我喝了鴆酒不到片刻,便人事不省。祖师伯也被我气得背过气去,就此仙逝,周游天际去了。”
众人长长舒了一口气。也不知是感慨妙真散人的惊险而侥幸,还是敬她为了爱人敢冒天下之大不韪。
“爹和师伯赶紧把我救治醒了。从此再也不敢当着我提嫁人的事了。”
“唉,若不是师伯一言定鼎,我当这掌教,哪个肯服我!”
张天师叹道:“桢儿,打死我,我也不离开你了!”
妙真散人已经流泪不止,说道:“佑哥,以后别提死字!你当祖师伯真是被我气死的么?他是为了给众人留下余地救我,自己散功而死的呀!”
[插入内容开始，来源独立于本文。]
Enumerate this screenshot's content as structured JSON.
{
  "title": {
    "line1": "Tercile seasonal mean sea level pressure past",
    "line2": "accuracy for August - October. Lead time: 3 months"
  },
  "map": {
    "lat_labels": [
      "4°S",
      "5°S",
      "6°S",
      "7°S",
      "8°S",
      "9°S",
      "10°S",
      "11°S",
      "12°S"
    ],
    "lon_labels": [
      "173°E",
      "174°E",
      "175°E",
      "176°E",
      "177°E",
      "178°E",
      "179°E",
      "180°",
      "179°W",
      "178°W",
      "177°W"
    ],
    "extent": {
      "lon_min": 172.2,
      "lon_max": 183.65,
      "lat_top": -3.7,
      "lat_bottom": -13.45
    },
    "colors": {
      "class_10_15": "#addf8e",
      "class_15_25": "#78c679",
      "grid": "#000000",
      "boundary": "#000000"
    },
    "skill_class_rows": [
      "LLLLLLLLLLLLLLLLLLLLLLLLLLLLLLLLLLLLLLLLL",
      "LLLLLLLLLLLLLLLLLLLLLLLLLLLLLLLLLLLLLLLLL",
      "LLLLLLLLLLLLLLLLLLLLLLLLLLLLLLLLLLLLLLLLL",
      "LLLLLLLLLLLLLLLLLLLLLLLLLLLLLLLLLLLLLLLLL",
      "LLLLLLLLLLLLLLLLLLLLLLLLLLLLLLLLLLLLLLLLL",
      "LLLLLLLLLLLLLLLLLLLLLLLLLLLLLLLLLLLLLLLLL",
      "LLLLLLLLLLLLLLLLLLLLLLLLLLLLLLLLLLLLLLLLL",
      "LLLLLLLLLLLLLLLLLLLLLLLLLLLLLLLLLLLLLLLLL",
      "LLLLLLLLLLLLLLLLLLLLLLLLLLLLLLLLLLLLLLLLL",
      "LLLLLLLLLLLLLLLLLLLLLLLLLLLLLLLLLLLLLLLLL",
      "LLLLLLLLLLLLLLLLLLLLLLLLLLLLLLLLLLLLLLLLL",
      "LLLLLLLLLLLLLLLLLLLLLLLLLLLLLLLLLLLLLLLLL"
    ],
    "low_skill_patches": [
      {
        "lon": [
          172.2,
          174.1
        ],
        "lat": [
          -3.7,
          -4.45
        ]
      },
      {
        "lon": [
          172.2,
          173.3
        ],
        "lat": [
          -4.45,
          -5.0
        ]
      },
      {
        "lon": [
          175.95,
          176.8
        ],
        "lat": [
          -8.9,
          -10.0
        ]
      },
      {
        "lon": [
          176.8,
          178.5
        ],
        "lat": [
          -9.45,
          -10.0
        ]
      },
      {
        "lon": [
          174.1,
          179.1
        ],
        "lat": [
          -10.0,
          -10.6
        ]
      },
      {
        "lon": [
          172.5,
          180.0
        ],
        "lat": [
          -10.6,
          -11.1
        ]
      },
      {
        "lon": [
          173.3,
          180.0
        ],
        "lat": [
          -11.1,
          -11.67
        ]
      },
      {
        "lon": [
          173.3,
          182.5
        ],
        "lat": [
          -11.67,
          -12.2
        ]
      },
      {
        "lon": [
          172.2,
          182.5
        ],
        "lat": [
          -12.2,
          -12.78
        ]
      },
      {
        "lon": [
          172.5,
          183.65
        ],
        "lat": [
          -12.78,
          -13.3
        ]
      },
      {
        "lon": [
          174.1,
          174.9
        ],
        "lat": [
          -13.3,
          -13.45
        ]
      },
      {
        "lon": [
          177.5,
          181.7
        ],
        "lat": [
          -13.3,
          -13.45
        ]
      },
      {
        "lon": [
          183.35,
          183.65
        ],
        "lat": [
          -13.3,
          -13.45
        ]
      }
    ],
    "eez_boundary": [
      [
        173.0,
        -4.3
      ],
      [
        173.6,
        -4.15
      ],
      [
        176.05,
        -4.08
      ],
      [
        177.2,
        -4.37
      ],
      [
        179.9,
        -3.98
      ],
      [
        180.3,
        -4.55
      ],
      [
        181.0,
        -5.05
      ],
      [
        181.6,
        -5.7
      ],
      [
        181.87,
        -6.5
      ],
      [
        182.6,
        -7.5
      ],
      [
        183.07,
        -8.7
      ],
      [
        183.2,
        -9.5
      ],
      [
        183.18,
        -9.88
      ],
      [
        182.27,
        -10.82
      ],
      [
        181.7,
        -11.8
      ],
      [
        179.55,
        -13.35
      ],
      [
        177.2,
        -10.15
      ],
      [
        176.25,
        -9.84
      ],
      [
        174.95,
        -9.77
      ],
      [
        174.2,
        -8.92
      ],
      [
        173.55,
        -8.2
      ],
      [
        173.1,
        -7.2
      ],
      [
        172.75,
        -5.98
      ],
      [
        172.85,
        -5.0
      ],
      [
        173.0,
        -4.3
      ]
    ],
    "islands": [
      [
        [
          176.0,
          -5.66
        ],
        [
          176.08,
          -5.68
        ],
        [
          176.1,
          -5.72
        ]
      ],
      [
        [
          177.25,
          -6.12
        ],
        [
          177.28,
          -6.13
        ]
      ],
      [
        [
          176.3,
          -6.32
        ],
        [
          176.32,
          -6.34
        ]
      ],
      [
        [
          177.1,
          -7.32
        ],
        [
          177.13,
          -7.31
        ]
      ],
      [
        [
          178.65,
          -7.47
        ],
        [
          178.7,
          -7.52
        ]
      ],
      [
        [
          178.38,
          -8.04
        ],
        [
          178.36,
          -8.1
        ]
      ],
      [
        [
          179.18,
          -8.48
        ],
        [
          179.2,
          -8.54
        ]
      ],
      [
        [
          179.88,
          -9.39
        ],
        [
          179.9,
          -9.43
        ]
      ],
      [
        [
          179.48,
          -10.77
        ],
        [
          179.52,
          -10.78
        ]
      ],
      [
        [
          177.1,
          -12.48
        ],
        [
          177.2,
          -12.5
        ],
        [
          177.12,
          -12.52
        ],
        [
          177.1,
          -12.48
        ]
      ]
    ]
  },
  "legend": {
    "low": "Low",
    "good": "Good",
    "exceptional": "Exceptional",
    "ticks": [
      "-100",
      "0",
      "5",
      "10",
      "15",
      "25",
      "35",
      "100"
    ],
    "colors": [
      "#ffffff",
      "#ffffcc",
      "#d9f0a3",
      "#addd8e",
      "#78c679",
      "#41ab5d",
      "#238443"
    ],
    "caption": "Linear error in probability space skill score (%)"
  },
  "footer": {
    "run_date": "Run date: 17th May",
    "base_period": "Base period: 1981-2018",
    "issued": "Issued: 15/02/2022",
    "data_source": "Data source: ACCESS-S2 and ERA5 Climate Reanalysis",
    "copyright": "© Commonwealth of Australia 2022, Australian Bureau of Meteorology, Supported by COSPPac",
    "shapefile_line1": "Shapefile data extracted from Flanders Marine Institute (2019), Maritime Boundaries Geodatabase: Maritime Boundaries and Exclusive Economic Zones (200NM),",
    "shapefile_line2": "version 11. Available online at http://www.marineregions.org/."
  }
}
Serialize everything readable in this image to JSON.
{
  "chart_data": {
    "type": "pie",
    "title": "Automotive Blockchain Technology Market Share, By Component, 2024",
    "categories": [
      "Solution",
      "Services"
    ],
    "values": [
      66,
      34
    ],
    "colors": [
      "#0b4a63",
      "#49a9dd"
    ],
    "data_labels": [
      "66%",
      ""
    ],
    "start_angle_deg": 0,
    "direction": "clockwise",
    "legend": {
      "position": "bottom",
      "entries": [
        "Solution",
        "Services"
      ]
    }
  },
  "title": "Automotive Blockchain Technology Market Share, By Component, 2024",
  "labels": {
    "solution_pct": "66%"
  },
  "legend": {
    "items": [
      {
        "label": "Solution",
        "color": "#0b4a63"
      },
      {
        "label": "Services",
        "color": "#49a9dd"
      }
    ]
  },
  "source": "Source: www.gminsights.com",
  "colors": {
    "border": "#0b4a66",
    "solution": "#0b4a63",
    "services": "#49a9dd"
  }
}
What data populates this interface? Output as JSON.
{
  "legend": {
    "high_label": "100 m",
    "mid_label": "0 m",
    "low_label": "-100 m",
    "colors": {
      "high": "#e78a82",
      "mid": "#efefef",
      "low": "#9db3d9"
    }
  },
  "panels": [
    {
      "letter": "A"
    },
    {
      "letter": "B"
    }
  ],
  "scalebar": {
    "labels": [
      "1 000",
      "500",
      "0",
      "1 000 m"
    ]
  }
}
“他既想成全所有人事的声誉,还想保住我的性命,才舍了自身,做下了这般苦肉计的!”
这事儿就连老媪都不知道。众人尽皆沉默,往事凄美,人情却如炭火般炽热。
一片寂静,好半天,永安郡主说:“我们做些别的吧。你们的故事哪是个惨字能形容得了。今天不要讲了。但这鴆酒我却记得了!萧哥哥,将来你若负心,我便也喝上一杯。看你余生怎么独活!”
萧默喝道:“胡说八道什么!”
永安郡主幽幽地说:“我心里也如道长那般勇敢,为了你,便是郡主也肯不做!”
萧默不愿再顺着话题延续下去。摸摸永安郡主秀发,哄她说:“别胡思乱想。你越是乖,我便越是喜欢你。可不能有杂七杂八的念想。”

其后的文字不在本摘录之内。